In the letter, the NAB, Association for Maximum Service Television (MSTV), ABC, CBS, NBC and FBC Television Affiliates Association objected to the bureau’s plan to count cable and satellite homes as digital when they receive downconverted analog versions of digital signals. They argued that this approach defeats the purpose of the 85 percent threshold currently in place because “Congress intended for consumers to have the choice of viewing local broadcast signals in digital format over new receivers or in analog format with converters attached to their old analog sets.” Cable and over-the-air homes with analog sets not equipped with downconverters don’t quality, the letter said.
There are alternatives that expedite the analog-to-digital conversion that don’t violate the act authorizing the conversion or Congress’s intent, the letter said, pointing to a joint MSTV-NAB proposal from 2003.

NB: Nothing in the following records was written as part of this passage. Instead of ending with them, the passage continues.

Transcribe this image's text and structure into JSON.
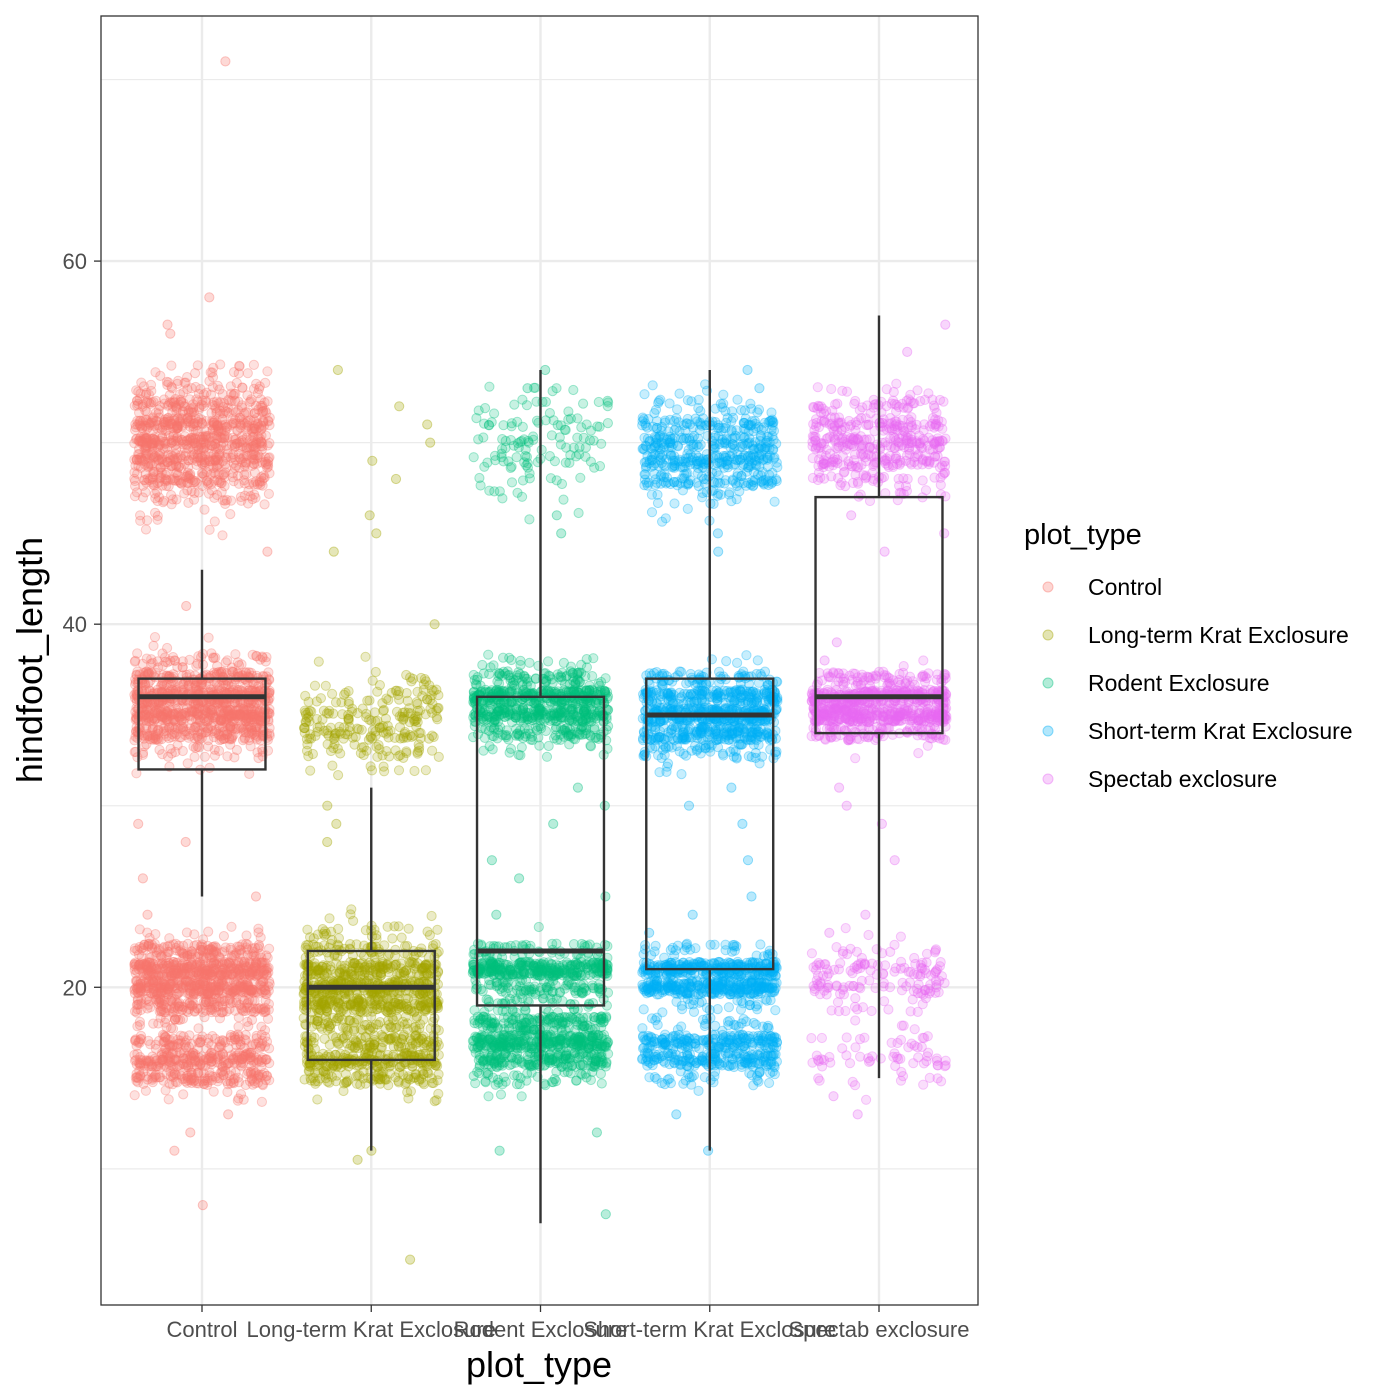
{
  "chart_data": {
    "type": "box-jitter",
    "xlabel": "plot_type",
    "ylabel": "hindfoot_length",
    "ylim": [
      2.5,
      73.5
    ],
    "yticks": [
      20,
      40,
      60
    ],
    "grid": true,
    "legend": {
      "title": "plot_type",
      "position": "right"
    },
    "categories": [
      "Control",
      "Long-term Krat Exclosure",
      "Rodent Exclosure",
      "Short-term Krat Exclosure",
      "Spectab exclosure"
    ],
    "colors": [
      "#F8766D",
      "#A3A500",
      "#00BF7D",
      "#00B0F6",
      "#E76BF3"
    ],
    "boxes": [
      {
        "q1": 32,
        "median": 36,
        "q3": 37,
        "lower": 25,
        "upper": 43
      },
      {
        "q1": 16,
        "median": 20,
        "q3": 22,
        "lower": 11,
        "upper": 31
      },
      {
        "q1": 19,
        "median": 22,
        "q3": 36,
        "lower": 7,
        "upper": 54
      },
      {
        "q1": 21,
        "median": 35,
        "q3": 37,
        "lower": 11,
        "upper": 54
      },
      {
        "q1": 34,
        "median": 36,
        "q3": 47,
        "lower": 15,
        "upper": 57
      }
    ],
    "points": [
      {
        "clusters": [
          {
            "center": 50,
            "spread": 3.2,
            "count": 900
          },
          {
            "center": 35.5,
            "spread": 2.2,
            "count": 1000
          },
          {
            "center": 20.5,
            "spread": 1.8,
            "count": 900
          },
          {
            "center": 16,
            "spread": 1.4,
            "count": 450
          }
        ],
        "outliers": [
          71,
          58,
          56.5,
          56,
          44,
          41,
          29,
          28,
          26,
          25,
          24,
          13,
          12,
          11,
          8
        ]
      },
      {
        "clusters": [
          {
            "center": 34.5,
            "spread": 2.4,
            "count": 240
          },
          {
            "center": 20,
            "spread": 2.5,
            "count": 800
          },
          {
            "center": 16,
            "spread": 1.4,
            "count": 350
          }
        ],
        "outliers": [
          54,
          52,
          51,
          50,
          49,
          48,
          46,
          45,
          44,
          40,
          30,
          29,
          28,
          11,
          10.5,
          5
        ]
      },
      {
        "clusters": [
          {
            "center": 50,
            "spread": 2.5,
            "count": 130
          },
          {
            "center": 35.5,
            "spread": 1.8,
            "count": 700
          },
          {
            "center": 21,
            "spread": 1.0,
            "count": 450
          },
          {
            "center": 17,
            "spread": 1.8,
            "count": 700
          }
        ],
        "outliers": [
          54,
          53,
          46,
          45,
          31,
          30,
          29,
          27,
          26,
          25,
          24,
          12,
          11,
          7.5
        ]
      },
      {
        "clusters": [
          {
            "center": 49.5,
            "spread": 2.4,
            "count": 500
          },
          {
            "center": 35,
            "spread": 2.0,
            "count": 800
          },
          {
            "center": 20.5,
            "spread": 1.1,
            "count": 600
          },
          {
            "center": 16.5,
            "spread": 1.4,
            "count": 400
          }
        ],
        "outliers": [
          54,
          53,
          45,
          44,
          31,
          30,
          29,
          27,
          25,
          24,
          23,
          13,
          11
        ]
      },
      {
        "clusters": [
          {
            "center": 50,
            "spread": 2.4,
            "count": 420
          },
          {
            "center": 35.5,
            "spread": 1.4,
            "count": 750
          },
          {
            "center": 20.5,
            "spread": 1.4,
            "count": 150
          },
          {
            "center": 16,
            "spread": 1.4,
            "count": 70
          }
        ],
        "outliers": [
          56.5,
          55,
          46,
          45,
          44,
          39,
          38,
          31,
          30,
          29,
          27,
          24,
          23,
          14,
          13
        ]
      }
    ]
  }
}
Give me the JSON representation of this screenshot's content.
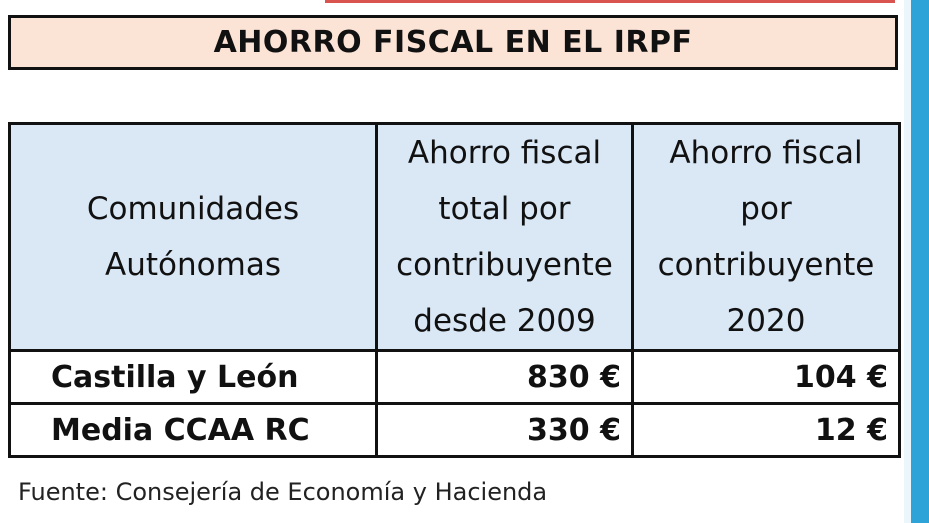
{
  "title": "AHORRO FISCAL EN EL IRPF",
  "table": {
    "headers": [
      "Comunidades Autónomas",
      "Ahorro fiscal total por contribuyente desde 2009",
      "Ahorro fiscal por contribuyente 2020"
    ],
    "rows": [
      {
        "region": "Castilla y León",
        "total_since_2009": "830 €",
        "year_2020": "104 €"
      },
      {
        "region": "Media CCAA RC",
        "total_since_2009": "330 €",
        "year_2020": "12 €"
      }
    ]
  },
  "source": "Fuente: Consejería de Economía y Hacienda",
  "colors": {
    "title_background": "#fbe3d6",
    "header_background": "#dae8f6",
    "border": "#111111",
    "side_accent": "#2ea3d8"
  }
}
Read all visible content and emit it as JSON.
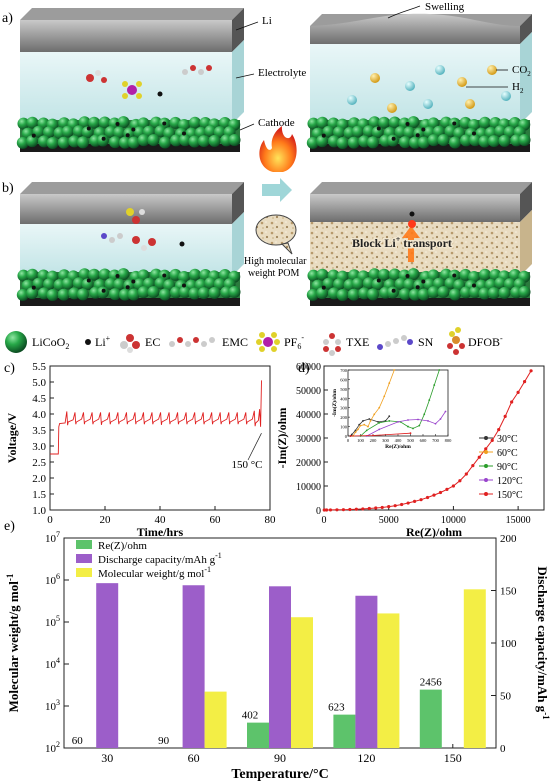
{
  "schematic": {
    "panel_a": "a)",
    "panel_b": "b)",
    "label_li": "Li",
    "label_electrolyte": "Electrolyte",
    "label_cathode": "Cathode",
    "label_swelling": "Swelling",
    "label_co2": "CO",
    "label_co2_sub": "2",
    "label_h2": "H",
    "label_h2_sub": "2",
    "label_block": "Block Li",
    "label_block_sup": "+",
    "label_block_tail": " transport",
    "label_pom_line1": "High molecular",
    "label_pom_line2": "weight POM"
  },
  "legend_row": {
    "licoo2": "LiCoO",
    "licoo2_sub": "2",
    "li": "Li",
    "li_sup": "+",
    "ec": "EC",
    "emc": "EMC",
    "pf6": "PF",
    "pf6_sub": "6",
    "pf6_sup": "-",
    "txe": "TXE",
    "sn": "SN",
    "dfob": "DFOB",
    "dfob_sup": "-"
  },
  "chart_data": [
    {
      "id": "c",
      "panel": "c)",
      "type": "line",
      "xlabel": "Time/hrs",
      "ylabel": "Voltage/V",
      "xlim": [
        0,
        80
      ],
      "ylim": [
        1.0,
        5.5
      ],
      "xticks": [
        0,
        20,
        40,
        60,
        80
      ],
      "yticks": [
        1.0,
        1.5,
        2.0,
        2.5,
        3.0,
        3.5,
        4.0,
        4.5,
        5.0,
        5.5
      ],
      "annotation": "150 °C",
      "series": [
        {
          "color": "#e02020",
          "points": [
            [
              0,
              2.75
            ],
            [
              3,
              2.75
            ],
            [
              3.2,
              3.6
            ],
            [
              3.5,
              3.7
            ],
            [
              5.5,
              3.72
            ],
            [
              6.1,
              4.08
            ],
            [
              6.25,
              3.86
            ],
            [
              6.4,
              3.65
            ],
            [
              6.6,
              3.75
            ],
            [
              8.4,
              3.82
            ],
            [
              9.1,
              4.05
            ],
            [
              9.25,
              3.84
            ],
            [
              9.4,
              3.68
            ],
            [
              9.6,
              3.75
            ],
            [
              11.5,
              3.84
            ],
            [
              12.2,
              4.05
            ],
            [
              12.35,
              3.84
            ],
            [
              12.5,
              3.68
            ],
            [
              12.7,
              3.75
            ],
            [
              14.6,
              3.84
            ],
            [
              15.3,
              4.05
            ],
            [
              15.45,
              3.84
            ],
            [
              15.6,
              3.68
            ],
            [
              15.8,
              3.75
            ],
            [
              17.7,
              3.84
            ],
            [
              18.4,
              4.05
            ],
            [
              18.55,
              3.84
            ],
            [
              18.7,
              3.66
            ],
            [
              18.9,
              3.75
            ],
            [
              20.9,
              3.84
            ],
            [
              21.6,
              4.05
            ],
            [
              21.75,
              3.84
            ],
            [
              21.9,
              3.68
            ],
            [
              22.1,
              3.75
            ],
            [
              24,
              3.84
            ],
            [
              24.7,
              4.05
            ],
            [
              24.85,
              3.84
            ],
            [
              25,
              3.68
            ],
            [
              25.2,
              3.75
            ],
            [
              27.1,
              3.84
            ],
            [
              27.8,
              4.05
            ],
            [
              27.95,
              3.84
            ],
            [
              28.1,
              3.68
            ],
            [
              28.3,
              3.75
            ],
            [
              30.2,
              3.84
            ],
            [
              30.9,
              4.05
            ],
            [
              31.05,
              3.84
            ],
            [
              31.2,
              3.68
            ],
            [
              31.4,
              3.75
            ],
            [
              33.3,
              3.84
            ],
            [
              34,
              4.05
            ],
            [
              34.15,
              3.84
            ],
            [
              34.3,
              3.68
            ],
            [
              34.5,
              3.75
            ],
            [
              36.4,
              3.84
            ],
            [
              37.1,
              4.05
            ],
            [
              37.25,
              3.84
            ],
            [
              37.4,
              3.68
            ],
            [
              37.6,
              3.75
            ],
            [
              39.5,
              3.84
            ],
            [
              40.2,
              4.05
            ],
            [
              40.35,
              3.84
            ],
            [
              40.5,
              3.66
            ],
            [
              40.7,
              3.75
            ],
            [
              42.6,
              3.84
            ],
            [
              43.3,
              4.05
            ],
            [
              43.45,
              3.84
            ],
            [
              43.6,
              3.68
            ],
            [
              43.8,
              3.75
            ],
            [
              45.7,
              3.84
            ],
            [
              46.4,
              4.05
            ],
            [
              46.55,
              3.84
            ],
            [
              46.7,
              3.68
            ],
            [
              46.9,
              3.75
            ],
            [
              48.8,
              3.84
            ],
            [
              49.5,
              4.05
            ],
            [
              49.65,
              3.84
            ],
            [
              49.8,
              3.68
            ],
            [
              50,
              3.75
            ],
            [
              51.9,
              3.84
            ],
            [
              52.6,
              4.05
            ],
            [
              52.75,
              3.84
            ],
            [
              52.9,
              3.68
            ],
            [
              53.1,
              3.75
            ],
            [
              55,
              3.84
            ],
            [
              55.7,
              4.05
            ],
            [
              55.85,
              3.84
            ],
            [
              56,
              3.68
            ],
            [
              56.2,
              3.75
            ],
            [
              58.1,
              3.84
            ],
            [
              58.8,
              4.05
            ],
            [
              58.95,
              3.84
            ],
            [
              59.1,
              3.68
            ],
            [
              59.3,
              3.75
            ],
            [
              61.2,
              3.84
            ],
            [
              61.9,
              4.05
            ],
            [
              62.05,
              3.84
            ],
            [
              62.2,
              3.68
            ],
            [
              62.4,
              3.75
            ],
            [
              64.3,
              3.84
            ],
            [
              65,
              4.05
            ],
            [
              65.15,
              3.84
            ],
            [
              65.3,
              3.68
            ],
            [
              65.5,
              3.75
            ],
            [
              67.4,
              3.84
            ],
            [
              68.1,
              4.05
            ],
            [
              68.25,
              3.84
            ],
            [
              68.4,
              3.68
            ],
            [
              68.6,
              3.75
            ],
            [
              70.5,
              3.84
            ],
            [
              71.2,
              4.05
            ],
            [
              71.35,
              3.84
            ],
            [
              71.5,
              3.68
            ],
            [
              71.7,
              3.75
            ],
            [
              73.6,
              3.84
            ],
            [
              74.3,
              4.1
            ],
            [
              74.45,
              3.85
            ],
            [
              74.6,
              3.62
            ],
            [
              74.8,
              3.72
            ],
            [
              75.8,
              3.8
            ],
            [
              76.2,
              4.15
            ],
            [
              76.4,
              3.85
            ],
            [
              76.6,
              3.6
            ],
            [
              76.9,
              5.05
            ]
          ]
        }
      ]
    },
    {
      "id": "d",
      "panel": "d)",
      "type": "scatter",
      "xlabel": "Re(Z)/ohm",
      "ylabel": "-Im(Z)/ohm",
      "xlim": [
        0,
        17000
      ],
      "ylim": [
        0,
        60000
      ],
      "xticks": [
        0,
        5000,
        10000,
        15000
      ],
      "yticks": [
        0,
        10000,
        20000,
        30000,
        40000,
        50000,
        60000
      ],
      "series": [
        {
          "name": "30°C",
          "color": "#333333",
          "points": [
            [
              20,
              0
            ],
            [
              30,
              15
            ],
            [
              60,
              60
            ],
            [
              90,
              120
            ],
            [
              120,
              160
            ],
            [
              170,
              180
            ],
            [
              240,
              150
            ],
            [
              300,
              160
            ],
            [
              330,
              210
            ]
          ]
        },
        {
          "name": "60°C",
          "color": "#f0a020",
          "points": [
            [
              40,
              0
            ],
            [
              60,
              40
            ],
            [
              80,
              70
            ],
            [
              100,
              110
            ],
            [
              130,
              120
            ],
            [
              160,
              100
            ],
            [
              180,
              160
            ],
            [
              210,
              230
            ],
            [
              250,
              300
            ],
            [
              290,
              420
            ],
            [
              330,
              560
            ],
            [
              370,
              700
            ]
          ]
        },
        {
          "name": "90°C",
          "color": "#2a9d2a",
          "points": [
            [
              100,
              0
            ],
            [
              150,
              60
            ],
            [
              250,
              140
            ],
            [
              330,
              160
            ],
            [
              420,
              150
            ],
            [
              480,
              100
            ],
            [
              520,
              80
            ],
            [
              570,
              110
            ],
            [
              610,
              230
            ],
            [
              650,
              380
            ],
            [
              690,
              540
            ],
            [
              730,
              700
            ]
          ]
        },
        {
          "name": "120°C",
          "color": "#9944cc",
          "points": [
            [
              150,
              0
            ],
            [
              250,
              70
            ],
            [
              400,
              150
            ],
            [
              480,
              170
            ],
            [
              560,
              175
            ],
            [
              640,
              160
            ],
            [
              700,
              130
            ],
            [
              740,
              180
            ],
            [
              780,
              260
            ],
            [
              830,
              360
            ],
            [
              880,
              480
            ],
            [
              930,
              620
            ],
            [
              980,
              700
            ]
          ]
        },
        {
          "name": "150°C",
          "color": "#e02020",
          "points": [
            [
              20,
              0
            ],
            [
              200,
              5
            ],
            [
              500,
              30
            ],
            [
              1000,
              80
            ],
            [
              1500,
              140
            ],
            [
              2000,
              220
            ],
            [
              2500,
              330
            ],
            [
              3000,
              450
            ],
            [
              3500,
              620
            ],
            [
              4000,
              850
            ],
            [
              4500,
              1050
            ],
            [
              5000,
              1400
            ],
            [
              5500,
              1800
            ],
            [
              6000,
              2300
            ],
            [
              6500,
              2900
            ],
            [
              7000,
              3600
            ],
            [
              7500,
              4300
            ],
            [
              8000,
              5200
            ],
            [
              8500,
              6200
            ],
            [
              9000,
              7300
            ],
            [
              9500,
              8600
            ],
            [
              10000,
              10000
            ],
            [
              10500,
              12200
            ],
            [
              11000,
              15000
            ],
            [
              11500,
              18500
            ],
            [
              12000,
              22000
            ],
            [
              12500,
              25500
            ],
            [
              13000,
              29000
            ],
            [
              13500,
              33500
            ],
            [
              14000,
              39000
            ],
            [
              14500,
              45000
            ],
            [
              15000,
              49000
            ],
            [
              15500,
              53500
            ],
            [
              16000,
              58000
            ]
          ]
        }
      ],
      "inset": {
        "xlabel": "Re(Z)/ohm",
        "ylabel": "-Im(Z)/ohm",
        "xlim": [
          0,
          800
        ],
        "ylim": [
          0,
          700
        ],
        "xticks": [
          0,
          100,
          200,
          300,
          400,
          500,
          600,
          700,
          800
        ],
        "yticks": [
          0,
          100,
          200,
          300,
          400,
          500,
          600,
          700
        ]
      }
    },
    {
      "id": "e",
      "panel": "e)",
      "type": "bar",
      "xlabel": "Temperature/°C",
      "ylabel_left": "Molecular weight/g mol",
      "ylabel_left_sup": "-1",
      "ylabel_right": "Discharge capacity/mAh g",
      "ylabel_right_sup": "-1",
      "categories": [
        "30",
        "60",
        "90",
        "120",
        "150"
      ],
      "left_log_range": [
        100,
        10000000
      ],
      "right_range": [
        0,
        200
      ],
      "right_ticks": [
        0,
        50,
        100,
        150,
        200
      ],
      "series": [
        {
          "name": "Re(Z)/ohm",
          "color": "#5dc36b",
          "axis": "left",
          "values": [
            60,
            90,
            402,
            623,
            2456
          ],
          "labels": [
            "60",
            "90",
            "402",
            "623",
            "2456"
          ]
        },
        {
          "name": "Discharge capacity/mAh g",
          "name_sup": "-1",
          "color": "#9c5ec9",
          "axis": "right",
          "values": [
            157,
            155,
            154,
            145,
            0
          ]
        },
        {
          "name": "Molecular weight/g mol",
          "name_sup": "-1",
          "color": "#f3ee45",
          "axis": "left",
          "values": [
            100,
            2200,
            130000,
            160000,
            600000
          ]
        }
      ]
    }
  ]
}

The associations then proposed that cable systems be allowed to “terminate carriage of a station’s analog channel if the cable system (a) passes through the station’s digital signal to all digital television receivers and (b) downconverts the digital signal for receipt at no extra charge on all analog-only receivers for carriage on the analog basic tier.”
This approach, the letter said:
Ensures non-subscription content in digital signals is passed through without material degradation;
Allows MVPD households with analog sets to continue receiving local broadcasts by downconverting at the set;
Counts toward the 85 percent threshold only households that receive undegraded digital signals, which is consistent with the act.
Other steps the commission can take to speed the transition are to conclude negotiations with Canada to provide interim DTV channels for all U.S. stations and to develop final DTV channel agreement with Canada and Mexico. The commission should also require stations with analog and DTV assignments in the “core” to make channel election in 2005, the letter said.